Liberty will now present a "Group Embedded Value" report to reflect the
combined value of the various components of Liberty`s businesses. Group
Embedded Value as described below has been calculated on a basis consistent
with that used in past reporting periods.
This Group Embedded Value report at 30 June 2010 has not been audited.
2. Component parts of the Group Embedded Value and valuation techniques used
Group Embedded Value has been calculated as the sum of three component parts:
Liberty Group Limited
After the reorganisation, Liberty Group Limited (LGL) comprises the cluster of
South African long-term insurance entities and related asset holding entities.
The embedded value methodology applied historically in terms of Professional
Guidance Note 107 issued by the Actuarial Society of South Africa will continue
to be used to derive the value of this business cluster. The embedded value
report of the covered business of LGL has been reviewed by the company`s
statutory actuary (refer 3 below).
Liberty Africa
Liberty Africa is an emerging cluster of wealth businesses located outside of
South Africa. A combination of valuation techniques including embedded value
and discounted cash flow have been applied to value these businesses.
The combined value of this cluster is not material relative to the other
components of Group Embedded Value and therefore it is not considered necessary
to present a detailed analysis of this valuation.
Balance of Liberty Holdings
This comprises the following:
STANLIB: Valued on a 10 times multiple of estimated sustainable earnings.

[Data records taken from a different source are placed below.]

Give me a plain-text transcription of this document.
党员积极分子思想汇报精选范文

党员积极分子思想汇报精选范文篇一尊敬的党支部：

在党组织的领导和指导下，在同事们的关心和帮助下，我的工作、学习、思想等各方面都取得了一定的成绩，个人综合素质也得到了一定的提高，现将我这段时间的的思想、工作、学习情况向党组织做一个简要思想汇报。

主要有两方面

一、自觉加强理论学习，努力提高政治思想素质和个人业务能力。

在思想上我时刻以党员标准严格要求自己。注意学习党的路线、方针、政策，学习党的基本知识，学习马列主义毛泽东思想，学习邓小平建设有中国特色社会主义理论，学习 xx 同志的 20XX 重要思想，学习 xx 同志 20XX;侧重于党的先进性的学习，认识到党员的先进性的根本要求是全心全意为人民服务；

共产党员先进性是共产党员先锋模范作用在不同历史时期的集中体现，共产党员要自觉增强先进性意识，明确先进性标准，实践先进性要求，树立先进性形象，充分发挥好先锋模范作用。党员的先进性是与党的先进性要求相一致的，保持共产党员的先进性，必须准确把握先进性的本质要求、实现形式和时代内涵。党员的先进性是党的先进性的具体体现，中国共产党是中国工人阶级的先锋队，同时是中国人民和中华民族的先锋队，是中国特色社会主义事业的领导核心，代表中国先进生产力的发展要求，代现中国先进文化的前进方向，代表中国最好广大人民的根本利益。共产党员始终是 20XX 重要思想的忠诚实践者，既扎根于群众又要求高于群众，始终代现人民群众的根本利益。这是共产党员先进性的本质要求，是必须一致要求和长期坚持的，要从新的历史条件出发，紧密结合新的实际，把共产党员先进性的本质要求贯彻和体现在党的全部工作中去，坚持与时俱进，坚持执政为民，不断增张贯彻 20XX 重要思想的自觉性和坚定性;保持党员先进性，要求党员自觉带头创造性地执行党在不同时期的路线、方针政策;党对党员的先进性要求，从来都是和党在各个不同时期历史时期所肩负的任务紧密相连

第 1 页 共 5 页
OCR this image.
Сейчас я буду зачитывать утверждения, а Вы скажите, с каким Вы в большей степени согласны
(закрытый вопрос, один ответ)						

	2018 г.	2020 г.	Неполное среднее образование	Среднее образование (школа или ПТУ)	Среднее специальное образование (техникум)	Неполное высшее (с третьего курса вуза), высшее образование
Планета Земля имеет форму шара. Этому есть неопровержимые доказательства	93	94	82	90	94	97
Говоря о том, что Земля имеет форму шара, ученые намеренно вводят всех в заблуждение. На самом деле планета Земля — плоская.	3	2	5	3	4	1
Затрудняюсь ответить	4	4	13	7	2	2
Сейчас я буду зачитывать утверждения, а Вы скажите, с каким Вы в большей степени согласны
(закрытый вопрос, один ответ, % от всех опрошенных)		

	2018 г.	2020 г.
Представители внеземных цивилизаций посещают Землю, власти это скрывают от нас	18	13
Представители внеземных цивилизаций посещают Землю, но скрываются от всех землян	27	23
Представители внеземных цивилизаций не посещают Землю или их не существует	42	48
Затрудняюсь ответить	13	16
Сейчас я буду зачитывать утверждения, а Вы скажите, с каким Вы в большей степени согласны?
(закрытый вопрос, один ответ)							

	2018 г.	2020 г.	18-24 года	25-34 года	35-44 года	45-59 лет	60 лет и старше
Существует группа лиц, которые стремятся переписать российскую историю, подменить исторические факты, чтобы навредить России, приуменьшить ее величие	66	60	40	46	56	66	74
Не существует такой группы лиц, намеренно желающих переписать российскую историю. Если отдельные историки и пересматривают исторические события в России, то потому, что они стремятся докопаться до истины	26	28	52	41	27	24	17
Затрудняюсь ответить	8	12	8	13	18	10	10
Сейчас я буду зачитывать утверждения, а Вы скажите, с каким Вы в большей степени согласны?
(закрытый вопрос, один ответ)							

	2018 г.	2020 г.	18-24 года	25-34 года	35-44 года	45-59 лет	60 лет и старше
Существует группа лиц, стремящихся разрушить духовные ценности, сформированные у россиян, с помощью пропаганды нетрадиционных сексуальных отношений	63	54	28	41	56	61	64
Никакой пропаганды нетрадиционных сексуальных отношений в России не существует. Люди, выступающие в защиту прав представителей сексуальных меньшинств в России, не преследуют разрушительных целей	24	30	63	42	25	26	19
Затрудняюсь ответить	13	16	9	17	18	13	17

Liberty Properties: Valued on a 10 times multiple of estimated sustainable
earnings.
Liberty Health: Liberty Health is in a growth phase and has yet to establish a
history to support a sustainable earnings calculation. The valuation has
therefore been based on the discounted cash flow forecasts utilised for
Liberty`s acquisition in late 2009 of 24,8% of the equity of Liberty Health, to
bring its ownership to 74,9%.
Liberty Holdings` net asset value: The net market value of assets and
liabilities held by Liberty Holdings Limited company excluding investments in
subsidiaries valued separately.
Other adjustments: This comprises the present value of future secondary tax on
companies at 10% on future anticipated dividends, the fair value of share
options/rights allocated to staff not employed by LGL and allowance for certain
shareholder recurring costs capitalised by a multiple of 6 times.
3. Description of embedded value of covered business of Liberty Group Limited
The current version of Professional Guidance Note PGN107 came into force for
all financial years ending on or after 31 December 2008. PGN107 governs the way
in which embedded values of life assurance companies are reported.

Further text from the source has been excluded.